Is there an implied term in an employment contract that requires an employee to inform their employer of allegations of misconduct?

In the case of Basildon Academies –v- Amadi and Another, the Employment Appeal Tribunal (EAT) has considered whether there is an implied term in a contract of employment that requires employees to disclose allegations of misconduct made against them.

Mr Amadi was a cover supervisor at an academy and also, unbeknown to the academy, worked at a college. In December 2012 Mr Amadi was suspended by the college following allegations by a student of sexual assault. He did not inform the academy of the allegations against him. However, in March 2013 the academy was informed by the police of the nature of the allegations, and it also suspended him.

The academy held a disciplinary hearing and dismissed Mr Amadi for not reporting to it the allegations of misconduct and for not disclosing his work at the college.

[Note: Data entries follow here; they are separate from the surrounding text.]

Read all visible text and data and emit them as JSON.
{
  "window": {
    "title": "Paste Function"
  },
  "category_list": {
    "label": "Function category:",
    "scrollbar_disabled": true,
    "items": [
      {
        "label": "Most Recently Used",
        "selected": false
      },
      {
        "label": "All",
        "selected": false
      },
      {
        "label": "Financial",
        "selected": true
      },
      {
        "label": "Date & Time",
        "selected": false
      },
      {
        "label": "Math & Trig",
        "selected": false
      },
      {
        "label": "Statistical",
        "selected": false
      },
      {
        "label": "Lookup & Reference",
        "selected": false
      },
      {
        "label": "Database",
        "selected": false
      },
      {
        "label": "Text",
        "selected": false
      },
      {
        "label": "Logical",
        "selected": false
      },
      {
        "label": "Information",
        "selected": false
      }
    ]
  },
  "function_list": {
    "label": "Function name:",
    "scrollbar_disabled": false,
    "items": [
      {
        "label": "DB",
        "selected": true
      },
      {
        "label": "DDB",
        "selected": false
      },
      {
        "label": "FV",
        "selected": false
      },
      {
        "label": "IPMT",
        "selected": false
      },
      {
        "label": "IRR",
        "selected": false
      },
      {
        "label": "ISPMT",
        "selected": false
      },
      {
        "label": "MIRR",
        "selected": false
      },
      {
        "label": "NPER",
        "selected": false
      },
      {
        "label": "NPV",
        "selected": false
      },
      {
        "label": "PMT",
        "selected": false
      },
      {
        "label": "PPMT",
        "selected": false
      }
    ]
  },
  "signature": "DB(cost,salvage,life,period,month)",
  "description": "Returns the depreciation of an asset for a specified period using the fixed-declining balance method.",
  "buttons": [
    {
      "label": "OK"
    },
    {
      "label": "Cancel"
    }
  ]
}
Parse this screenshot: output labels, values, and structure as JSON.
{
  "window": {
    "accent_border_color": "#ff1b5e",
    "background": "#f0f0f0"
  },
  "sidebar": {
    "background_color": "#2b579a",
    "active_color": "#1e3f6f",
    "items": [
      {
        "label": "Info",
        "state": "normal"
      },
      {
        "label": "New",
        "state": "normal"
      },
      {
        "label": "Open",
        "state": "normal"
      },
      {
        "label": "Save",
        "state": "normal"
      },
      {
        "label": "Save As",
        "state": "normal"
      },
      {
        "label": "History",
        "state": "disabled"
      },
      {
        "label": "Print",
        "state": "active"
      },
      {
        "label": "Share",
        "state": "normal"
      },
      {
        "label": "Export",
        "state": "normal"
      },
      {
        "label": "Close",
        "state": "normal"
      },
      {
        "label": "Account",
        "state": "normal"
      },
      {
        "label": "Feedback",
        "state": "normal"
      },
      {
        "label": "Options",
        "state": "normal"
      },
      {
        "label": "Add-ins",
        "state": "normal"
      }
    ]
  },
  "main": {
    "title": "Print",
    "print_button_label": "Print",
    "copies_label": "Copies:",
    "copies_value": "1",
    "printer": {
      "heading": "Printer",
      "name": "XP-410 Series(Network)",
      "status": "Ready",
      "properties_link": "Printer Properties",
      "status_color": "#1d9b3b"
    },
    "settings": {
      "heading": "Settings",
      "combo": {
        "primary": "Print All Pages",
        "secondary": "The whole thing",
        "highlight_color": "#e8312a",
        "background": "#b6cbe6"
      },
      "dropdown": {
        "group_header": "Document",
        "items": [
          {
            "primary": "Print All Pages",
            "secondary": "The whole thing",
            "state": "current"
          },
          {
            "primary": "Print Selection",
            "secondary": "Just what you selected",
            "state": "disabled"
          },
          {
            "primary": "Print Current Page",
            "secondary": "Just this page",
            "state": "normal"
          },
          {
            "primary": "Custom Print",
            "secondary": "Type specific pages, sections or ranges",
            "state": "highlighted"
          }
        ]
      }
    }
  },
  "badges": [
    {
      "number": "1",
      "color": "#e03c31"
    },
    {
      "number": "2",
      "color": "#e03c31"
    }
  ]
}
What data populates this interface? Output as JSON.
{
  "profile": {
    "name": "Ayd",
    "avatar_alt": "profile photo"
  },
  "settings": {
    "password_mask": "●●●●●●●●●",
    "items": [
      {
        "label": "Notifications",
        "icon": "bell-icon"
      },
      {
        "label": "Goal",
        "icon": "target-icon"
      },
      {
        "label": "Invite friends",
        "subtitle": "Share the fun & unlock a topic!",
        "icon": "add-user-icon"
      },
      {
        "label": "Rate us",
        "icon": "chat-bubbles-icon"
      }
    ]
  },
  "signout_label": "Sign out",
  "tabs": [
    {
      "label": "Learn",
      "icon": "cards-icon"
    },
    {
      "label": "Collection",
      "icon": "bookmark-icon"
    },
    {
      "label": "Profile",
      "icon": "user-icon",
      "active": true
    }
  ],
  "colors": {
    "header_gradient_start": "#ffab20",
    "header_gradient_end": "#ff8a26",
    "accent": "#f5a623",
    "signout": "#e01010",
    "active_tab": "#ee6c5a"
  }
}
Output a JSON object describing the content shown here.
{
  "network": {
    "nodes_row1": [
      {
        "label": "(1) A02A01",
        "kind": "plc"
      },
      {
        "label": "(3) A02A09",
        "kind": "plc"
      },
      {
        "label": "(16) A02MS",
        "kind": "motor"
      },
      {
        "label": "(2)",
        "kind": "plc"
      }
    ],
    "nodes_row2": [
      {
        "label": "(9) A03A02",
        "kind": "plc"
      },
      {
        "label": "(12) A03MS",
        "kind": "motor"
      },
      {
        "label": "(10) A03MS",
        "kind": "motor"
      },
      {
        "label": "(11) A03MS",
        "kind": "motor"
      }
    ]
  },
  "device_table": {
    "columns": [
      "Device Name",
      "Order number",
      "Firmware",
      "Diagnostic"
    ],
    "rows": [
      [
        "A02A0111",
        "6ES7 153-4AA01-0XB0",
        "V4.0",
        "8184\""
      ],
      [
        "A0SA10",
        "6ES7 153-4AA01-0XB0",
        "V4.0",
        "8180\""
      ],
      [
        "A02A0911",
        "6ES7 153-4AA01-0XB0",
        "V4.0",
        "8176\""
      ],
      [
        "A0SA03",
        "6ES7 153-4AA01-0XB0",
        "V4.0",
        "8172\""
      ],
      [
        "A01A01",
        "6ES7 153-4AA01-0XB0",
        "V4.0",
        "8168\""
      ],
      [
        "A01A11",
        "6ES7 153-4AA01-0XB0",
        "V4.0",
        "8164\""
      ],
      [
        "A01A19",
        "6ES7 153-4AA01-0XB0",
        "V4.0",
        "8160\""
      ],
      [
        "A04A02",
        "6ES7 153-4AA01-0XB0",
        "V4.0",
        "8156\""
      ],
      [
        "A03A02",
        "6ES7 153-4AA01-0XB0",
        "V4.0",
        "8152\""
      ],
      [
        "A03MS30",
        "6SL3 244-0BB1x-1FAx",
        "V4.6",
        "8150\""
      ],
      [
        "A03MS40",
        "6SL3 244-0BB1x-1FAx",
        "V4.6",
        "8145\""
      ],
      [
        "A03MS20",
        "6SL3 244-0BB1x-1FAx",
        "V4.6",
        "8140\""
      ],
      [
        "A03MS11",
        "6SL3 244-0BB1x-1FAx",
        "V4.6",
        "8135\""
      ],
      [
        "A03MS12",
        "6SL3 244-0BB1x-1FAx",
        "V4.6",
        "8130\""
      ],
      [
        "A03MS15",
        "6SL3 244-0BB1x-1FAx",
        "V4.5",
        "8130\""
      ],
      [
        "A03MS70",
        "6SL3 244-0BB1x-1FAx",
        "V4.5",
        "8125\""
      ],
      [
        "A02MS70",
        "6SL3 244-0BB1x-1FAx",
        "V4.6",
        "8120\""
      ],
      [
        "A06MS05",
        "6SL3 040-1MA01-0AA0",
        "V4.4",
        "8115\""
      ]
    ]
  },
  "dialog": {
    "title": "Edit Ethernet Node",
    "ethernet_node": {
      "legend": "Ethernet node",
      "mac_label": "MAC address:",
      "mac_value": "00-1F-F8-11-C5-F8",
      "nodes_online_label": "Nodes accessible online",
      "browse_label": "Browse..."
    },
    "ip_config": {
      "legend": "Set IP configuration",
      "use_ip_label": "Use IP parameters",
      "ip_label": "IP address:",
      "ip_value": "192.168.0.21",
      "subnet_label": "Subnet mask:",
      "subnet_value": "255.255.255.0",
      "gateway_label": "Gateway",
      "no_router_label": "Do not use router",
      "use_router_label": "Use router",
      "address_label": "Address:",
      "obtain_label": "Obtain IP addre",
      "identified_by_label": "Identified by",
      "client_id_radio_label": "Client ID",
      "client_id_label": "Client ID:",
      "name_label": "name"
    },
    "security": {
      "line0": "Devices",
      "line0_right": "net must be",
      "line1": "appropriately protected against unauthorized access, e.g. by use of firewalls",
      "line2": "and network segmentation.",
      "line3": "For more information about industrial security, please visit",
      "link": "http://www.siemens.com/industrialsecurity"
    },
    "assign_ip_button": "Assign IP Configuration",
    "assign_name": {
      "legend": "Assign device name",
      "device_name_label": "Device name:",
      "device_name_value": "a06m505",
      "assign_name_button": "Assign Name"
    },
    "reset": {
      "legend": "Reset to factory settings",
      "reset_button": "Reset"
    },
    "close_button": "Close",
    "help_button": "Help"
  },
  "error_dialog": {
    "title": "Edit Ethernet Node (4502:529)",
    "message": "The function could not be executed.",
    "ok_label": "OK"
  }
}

Mr Amadi brought an employment tribunal claim for unfair dismissal.

The Employment Tribunal found that Mr Amadi had been unfairly dismissed. It considered the terms of his contract of employment and found that his failure to inform the academy of his employment at the college was a breach of an express term of his contract. However, with regard to the allegations of misconduct, it found there was no term in his contract which required him to disclose these allegations to the academy.

The academy appealed this decision. It contended that Mr Amadi’s contract did contain an express term requiring him to disclose the allegations, or, that there must be an implied duty on him in any event to do so.

The appeal was dismissed. The EAT analysed the terms of Mr Amadi’s contract. It found that there was no express term in his contract which required him to disclose the allegations. It also found that there was no implied term that obliged an employee to disclose to their employer an allegation of impropriety against them.


This case provides useful guidance as to when an employee will be obliged to disclose to its employer allegations of misconduct made against them. In the absence of an express contractual term requiring the employee to do so, there is no implied term requiring an employee to disclose such allegations.

If an employer wants to ensure that its employees disclose allegations of misconduct, particularly where they have an impact on their employment, this obligation must be set out clearly in the employee’s contract of employment or contractual policies.